From mboxrd@z Thu Jan  1 00:00:00 1970
From: Chris Webb <chris@arachsys.com>
Subject: Cloning rados block devices
Date: Sun, 23 Jan 2011 14:07:52 +0000
Message-ID: <20110123140750.GE30531@arachsys.com>
Mime-Version: 1.0
Content-Type: text/plain; charset=us-ascii
Return-path: <ceph-devel-owner@vger.kernel.org>
Received: from alpha.arachsys.com ([91.203.57.7]:46925 "EHLO
	alpha.arachsys.com" rhost-flags-OK-OK-OK-OK) by vger.kernel.org
	with ESMTP id S1750996Ab1AWO1u (ORCPT
	<rfc822;ceph-devel@vger.kernel.org>); Sun, 23 Jan 2011 09:27:50 -0500
Received: from [83.104.159.199] (helo=miranda.arachsys.com)
	by alpha.arachsys.com with esmtpa (Exim 4.72)
	(envelope-from <chris@arachsys.com>)
	id 1Ph0bv-0001t6-16
	for ceph-devel@vger.kernel.org; Sun, 23 Jan 2011 14:08:07 +0000
Content-Disposition: inline
Sender: ceph-devel-owner@vger.kernel.org
List-ID: <ceph-devel.vger.kernel.org>
To: ceph-devel@vger.kernel.org

I have a hosting product which consists of qemu-kvm virtual machines backed
by LVM2 logical volumes as virtual drives, accessed either locally or over
iscsi. I'm thinking of migrating in time to a distributed block store, such
as Ceph's rbd or Sheepdog.

One feature I would really like to be able to export to users is an ability
to make copy-on-write clones of virtual hard drives, in a Ceph context
generating a new rbd image from an existing one, or from a snapshot of an
existing image if that's easier.

I've seen Ceph's snapshot support, and in particular the rbd snapshot
support, which lets me make read-only clones of a rados block device.

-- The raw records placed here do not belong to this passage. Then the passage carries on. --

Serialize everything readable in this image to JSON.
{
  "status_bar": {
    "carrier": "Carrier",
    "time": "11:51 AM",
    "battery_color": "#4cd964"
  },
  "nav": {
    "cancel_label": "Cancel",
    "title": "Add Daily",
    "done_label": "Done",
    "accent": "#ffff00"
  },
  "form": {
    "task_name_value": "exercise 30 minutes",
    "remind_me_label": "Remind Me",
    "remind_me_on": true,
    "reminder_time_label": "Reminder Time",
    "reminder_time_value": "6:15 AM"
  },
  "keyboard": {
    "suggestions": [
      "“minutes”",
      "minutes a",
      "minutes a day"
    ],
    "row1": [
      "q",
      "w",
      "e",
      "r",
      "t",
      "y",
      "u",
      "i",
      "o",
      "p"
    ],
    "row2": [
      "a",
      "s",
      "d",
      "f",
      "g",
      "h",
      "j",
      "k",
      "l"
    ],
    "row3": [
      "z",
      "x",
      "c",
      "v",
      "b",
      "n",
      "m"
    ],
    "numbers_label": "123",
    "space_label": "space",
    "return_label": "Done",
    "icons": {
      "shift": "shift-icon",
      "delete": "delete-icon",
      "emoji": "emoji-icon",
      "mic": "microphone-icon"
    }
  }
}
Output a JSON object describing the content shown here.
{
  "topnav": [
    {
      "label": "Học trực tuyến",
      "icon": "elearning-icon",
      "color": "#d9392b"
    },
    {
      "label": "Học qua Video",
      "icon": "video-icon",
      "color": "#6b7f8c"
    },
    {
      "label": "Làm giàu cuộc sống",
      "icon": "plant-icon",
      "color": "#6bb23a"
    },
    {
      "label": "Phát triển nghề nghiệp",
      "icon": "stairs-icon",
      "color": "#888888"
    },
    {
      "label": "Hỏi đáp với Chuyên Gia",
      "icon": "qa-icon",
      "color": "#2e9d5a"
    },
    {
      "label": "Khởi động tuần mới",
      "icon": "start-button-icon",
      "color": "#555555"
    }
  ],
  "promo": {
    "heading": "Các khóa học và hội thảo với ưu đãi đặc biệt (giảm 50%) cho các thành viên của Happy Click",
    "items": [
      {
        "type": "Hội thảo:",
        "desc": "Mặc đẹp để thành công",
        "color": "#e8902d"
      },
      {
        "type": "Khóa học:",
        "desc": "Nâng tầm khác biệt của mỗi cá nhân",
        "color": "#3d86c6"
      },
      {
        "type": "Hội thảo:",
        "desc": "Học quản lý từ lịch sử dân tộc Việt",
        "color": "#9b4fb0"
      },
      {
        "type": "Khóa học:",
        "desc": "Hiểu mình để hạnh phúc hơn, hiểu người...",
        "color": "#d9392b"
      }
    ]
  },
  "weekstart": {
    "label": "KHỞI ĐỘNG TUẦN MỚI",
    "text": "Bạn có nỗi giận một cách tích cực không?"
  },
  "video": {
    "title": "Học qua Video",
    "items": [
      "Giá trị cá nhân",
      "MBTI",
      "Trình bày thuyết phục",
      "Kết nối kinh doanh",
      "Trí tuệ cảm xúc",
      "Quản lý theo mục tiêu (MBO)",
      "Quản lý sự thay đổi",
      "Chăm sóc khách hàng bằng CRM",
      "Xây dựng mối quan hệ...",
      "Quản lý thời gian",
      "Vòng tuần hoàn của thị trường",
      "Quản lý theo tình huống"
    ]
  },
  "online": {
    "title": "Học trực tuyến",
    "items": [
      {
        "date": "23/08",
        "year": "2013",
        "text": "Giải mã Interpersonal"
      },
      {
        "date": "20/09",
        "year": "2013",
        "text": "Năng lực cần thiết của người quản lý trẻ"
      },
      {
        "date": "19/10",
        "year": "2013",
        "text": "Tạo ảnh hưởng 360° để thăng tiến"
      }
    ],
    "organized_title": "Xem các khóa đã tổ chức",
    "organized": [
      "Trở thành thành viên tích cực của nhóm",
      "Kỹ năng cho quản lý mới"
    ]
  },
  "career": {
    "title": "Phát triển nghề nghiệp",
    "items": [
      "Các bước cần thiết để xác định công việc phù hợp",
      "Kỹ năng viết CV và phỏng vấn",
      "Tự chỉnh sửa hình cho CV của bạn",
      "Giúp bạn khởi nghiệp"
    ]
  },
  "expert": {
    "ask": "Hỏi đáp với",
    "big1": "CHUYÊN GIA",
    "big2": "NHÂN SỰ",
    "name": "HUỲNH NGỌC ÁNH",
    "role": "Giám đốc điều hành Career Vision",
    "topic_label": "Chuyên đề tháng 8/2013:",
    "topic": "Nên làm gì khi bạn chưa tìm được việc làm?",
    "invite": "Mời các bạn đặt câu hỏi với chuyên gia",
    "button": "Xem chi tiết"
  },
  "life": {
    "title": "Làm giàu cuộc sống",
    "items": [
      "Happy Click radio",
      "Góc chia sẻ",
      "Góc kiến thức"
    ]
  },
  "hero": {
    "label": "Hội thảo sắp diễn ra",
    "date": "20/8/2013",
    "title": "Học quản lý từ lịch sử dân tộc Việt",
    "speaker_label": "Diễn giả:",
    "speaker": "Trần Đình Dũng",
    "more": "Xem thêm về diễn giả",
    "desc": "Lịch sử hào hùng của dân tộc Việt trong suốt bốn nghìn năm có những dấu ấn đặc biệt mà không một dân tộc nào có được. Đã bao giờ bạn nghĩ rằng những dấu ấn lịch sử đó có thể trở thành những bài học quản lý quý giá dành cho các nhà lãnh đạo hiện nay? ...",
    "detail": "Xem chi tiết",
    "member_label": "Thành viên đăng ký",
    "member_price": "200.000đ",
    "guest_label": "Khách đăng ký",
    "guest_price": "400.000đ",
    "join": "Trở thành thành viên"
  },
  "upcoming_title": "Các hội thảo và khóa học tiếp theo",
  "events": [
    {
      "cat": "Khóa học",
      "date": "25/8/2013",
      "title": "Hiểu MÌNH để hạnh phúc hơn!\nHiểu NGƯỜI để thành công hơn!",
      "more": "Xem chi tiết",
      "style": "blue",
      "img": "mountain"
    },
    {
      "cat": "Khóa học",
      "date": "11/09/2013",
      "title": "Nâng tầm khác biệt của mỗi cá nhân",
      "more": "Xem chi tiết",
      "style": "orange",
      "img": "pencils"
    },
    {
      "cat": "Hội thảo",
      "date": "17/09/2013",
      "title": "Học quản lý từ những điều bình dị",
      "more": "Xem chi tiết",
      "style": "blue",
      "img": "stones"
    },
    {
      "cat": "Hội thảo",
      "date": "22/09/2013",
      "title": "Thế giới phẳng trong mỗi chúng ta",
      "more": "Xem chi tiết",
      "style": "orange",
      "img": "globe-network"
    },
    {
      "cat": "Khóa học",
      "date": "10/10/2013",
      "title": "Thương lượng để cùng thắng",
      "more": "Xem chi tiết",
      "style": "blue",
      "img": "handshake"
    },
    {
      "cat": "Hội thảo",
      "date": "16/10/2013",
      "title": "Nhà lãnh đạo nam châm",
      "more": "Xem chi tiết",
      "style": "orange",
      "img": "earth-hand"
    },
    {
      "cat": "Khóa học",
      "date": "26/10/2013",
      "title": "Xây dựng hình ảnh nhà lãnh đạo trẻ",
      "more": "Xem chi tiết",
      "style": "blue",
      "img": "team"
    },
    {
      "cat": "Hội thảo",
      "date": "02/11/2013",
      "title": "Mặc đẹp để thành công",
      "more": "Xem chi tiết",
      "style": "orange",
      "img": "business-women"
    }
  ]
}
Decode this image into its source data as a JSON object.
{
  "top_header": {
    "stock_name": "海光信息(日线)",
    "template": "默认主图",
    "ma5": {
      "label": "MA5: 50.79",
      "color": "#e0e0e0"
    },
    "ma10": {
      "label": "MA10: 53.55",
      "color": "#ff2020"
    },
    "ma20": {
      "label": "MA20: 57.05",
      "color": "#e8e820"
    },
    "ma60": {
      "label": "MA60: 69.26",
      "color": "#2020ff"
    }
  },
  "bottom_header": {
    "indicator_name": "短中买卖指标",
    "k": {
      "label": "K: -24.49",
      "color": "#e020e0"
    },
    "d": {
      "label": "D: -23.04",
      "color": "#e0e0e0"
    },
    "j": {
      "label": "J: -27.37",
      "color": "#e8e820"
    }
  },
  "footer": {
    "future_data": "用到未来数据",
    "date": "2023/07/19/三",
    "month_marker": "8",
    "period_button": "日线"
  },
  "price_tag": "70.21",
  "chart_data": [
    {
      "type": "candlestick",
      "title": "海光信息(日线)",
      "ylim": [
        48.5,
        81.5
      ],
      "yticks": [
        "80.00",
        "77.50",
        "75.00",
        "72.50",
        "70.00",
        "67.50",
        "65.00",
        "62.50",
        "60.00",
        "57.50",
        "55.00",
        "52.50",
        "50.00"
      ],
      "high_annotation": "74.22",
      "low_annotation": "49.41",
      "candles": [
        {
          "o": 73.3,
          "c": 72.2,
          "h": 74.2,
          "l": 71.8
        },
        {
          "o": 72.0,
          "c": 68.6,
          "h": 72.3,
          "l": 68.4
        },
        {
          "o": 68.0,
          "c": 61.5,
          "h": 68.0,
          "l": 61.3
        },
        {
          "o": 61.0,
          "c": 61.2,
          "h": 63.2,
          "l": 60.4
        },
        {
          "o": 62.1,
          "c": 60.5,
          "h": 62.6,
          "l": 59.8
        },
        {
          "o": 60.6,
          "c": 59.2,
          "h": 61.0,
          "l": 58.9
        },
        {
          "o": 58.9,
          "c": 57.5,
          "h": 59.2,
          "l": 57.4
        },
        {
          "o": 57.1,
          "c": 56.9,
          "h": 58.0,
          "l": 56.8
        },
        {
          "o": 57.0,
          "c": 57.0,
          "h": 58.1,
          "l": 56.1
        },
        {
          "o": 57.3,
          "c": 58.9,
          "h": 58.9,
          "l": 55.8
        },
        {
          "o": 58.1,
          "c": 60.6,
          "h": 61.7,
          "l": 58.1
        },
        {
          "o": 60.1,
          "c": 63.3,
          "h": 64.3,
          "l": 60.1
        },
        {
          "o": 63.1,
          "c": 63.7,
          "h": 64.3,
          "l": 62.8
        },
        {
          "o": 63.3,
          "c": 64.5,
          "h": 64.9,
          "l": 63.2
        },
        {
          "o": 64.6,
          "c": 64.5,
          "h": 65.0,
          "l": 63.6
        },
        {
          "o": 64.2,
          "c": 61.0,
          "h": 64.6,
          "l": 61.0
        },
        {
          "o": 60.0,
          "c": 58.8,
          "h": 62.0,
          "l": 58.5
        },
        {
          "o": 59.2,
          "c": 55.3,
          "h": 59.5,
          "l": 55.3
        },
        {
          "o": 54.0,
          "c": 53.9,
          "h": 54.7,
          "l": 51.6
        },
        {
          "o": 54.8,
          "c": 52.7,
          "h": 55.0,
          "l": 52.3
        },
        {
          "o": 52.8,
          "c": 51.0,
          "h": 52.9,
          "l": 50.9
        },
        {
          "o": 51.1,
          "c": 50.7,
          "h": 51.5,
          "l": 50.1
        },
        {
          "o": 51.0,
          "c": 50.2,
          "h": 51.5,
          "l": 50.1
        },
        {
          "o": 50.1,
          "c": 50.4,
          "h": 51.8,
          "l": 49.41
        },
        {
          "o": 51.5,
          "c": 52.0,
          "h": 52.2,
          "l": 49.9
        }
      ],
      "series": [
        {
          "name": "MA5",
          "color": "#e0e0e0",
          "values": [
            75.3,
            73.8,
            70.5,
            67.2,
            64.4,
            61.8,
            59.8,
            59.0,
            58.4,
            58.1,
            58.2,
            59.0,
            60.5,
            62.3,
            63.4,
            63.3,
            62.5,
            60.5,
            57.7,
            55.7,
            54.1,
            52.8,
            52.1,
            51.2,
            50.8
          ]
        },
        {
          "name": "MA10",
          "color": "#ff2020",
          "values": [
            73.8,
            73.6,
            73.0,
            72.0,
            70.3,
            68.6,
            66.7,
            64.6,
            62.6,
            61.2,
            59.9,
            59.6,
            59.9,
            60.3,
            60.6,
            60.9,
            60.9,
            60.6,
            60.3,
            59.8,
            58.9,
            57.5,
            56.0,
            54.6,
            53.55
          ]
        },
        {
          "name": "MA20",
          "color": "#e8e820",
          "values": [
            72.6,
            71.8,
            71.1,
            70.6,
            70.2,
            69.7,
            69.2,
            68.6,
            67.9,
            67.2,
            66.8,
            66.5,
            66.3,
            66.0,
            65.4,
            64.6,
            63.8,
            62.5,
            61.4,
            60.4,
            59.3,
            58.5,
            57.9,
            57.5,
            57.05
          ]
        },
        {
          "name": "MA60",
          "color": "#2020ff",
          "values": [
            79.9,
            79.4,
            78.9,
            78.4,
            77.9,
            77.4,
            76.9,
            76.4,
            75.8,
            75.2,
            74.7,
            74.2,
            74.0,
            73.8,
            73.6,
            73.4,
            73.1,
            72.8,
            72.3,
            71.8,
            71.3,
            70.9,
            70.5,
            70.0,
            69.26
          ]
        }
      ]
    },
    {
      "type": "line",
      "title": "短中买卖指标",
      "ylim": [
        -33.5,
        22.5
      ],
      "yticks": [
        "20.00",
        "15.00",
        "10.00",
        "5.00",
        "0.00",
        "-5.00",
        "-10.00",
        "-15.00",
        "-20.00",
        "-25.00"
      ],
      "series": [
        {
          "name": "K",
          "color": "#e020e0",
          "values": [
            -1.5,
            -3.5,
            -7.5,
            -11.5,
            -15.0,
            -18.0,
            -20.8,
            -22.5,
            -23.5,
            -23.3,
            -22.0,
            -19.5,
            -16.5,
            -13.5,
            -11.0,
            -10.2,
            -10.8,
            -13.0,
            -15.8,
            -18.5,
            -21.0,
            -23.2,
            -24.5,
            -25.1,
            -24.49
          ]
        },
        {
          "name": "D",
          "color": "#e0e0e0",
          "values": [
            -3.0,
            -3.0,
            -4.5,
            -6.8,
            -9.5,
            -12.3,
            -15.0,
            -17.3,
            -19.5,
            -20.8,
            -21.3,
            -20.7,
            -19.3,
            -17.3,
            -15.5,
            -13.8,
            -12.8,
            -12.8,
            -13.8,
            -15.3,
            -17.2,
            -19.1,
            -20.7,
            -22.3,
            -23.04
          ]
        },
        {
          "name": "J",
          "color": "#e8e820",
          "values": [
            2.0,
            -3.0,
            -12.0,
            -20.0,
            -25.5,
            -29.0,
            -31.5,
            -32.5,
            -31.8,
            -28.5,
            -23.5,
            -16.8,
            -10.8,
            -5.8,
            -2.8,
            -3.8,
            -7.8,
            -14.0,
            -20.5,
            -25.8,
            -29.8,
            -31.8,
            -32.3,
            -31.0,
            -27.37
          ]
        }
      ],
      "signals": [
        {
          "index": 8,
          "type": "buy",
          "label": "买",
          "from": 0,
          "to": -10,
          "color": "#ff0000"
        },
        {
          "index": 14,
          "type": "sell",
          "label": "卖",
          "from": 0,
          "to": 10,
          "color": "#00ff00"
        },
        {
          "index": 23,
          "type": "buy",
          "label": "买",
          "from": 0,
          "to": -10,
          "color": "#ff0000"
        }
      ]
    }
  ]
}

What I'm after is not quite the same as writeable snapshots, as I'd also
like to be able to offer the user the ability to delete the original block
device independently of the clone, potentially before the clone itself is
deleted, so the clone is properly independent of the source apart from some
shared blocks. (If I stored my images as files in a local btrfs filesystem,
I could get exactly the behaviour I'm imagining by cloning the image file.)

I don't see any mention of a feature like this on the Ceph roadmap, and I'm
not familiar enough with the internal design yet to know whether this is an
easy extension given the book-keeping already in place for snapshots, or
whether what I'm proposing is much harder. Is anyone working on this sort of
thing already, or does the feature even already exist and I've failed to
find it? If not, I'd be very interested in any thoughts on how difficult
this would be to implement given the infrastructure that is already in
place.

Best wishes,

Chris.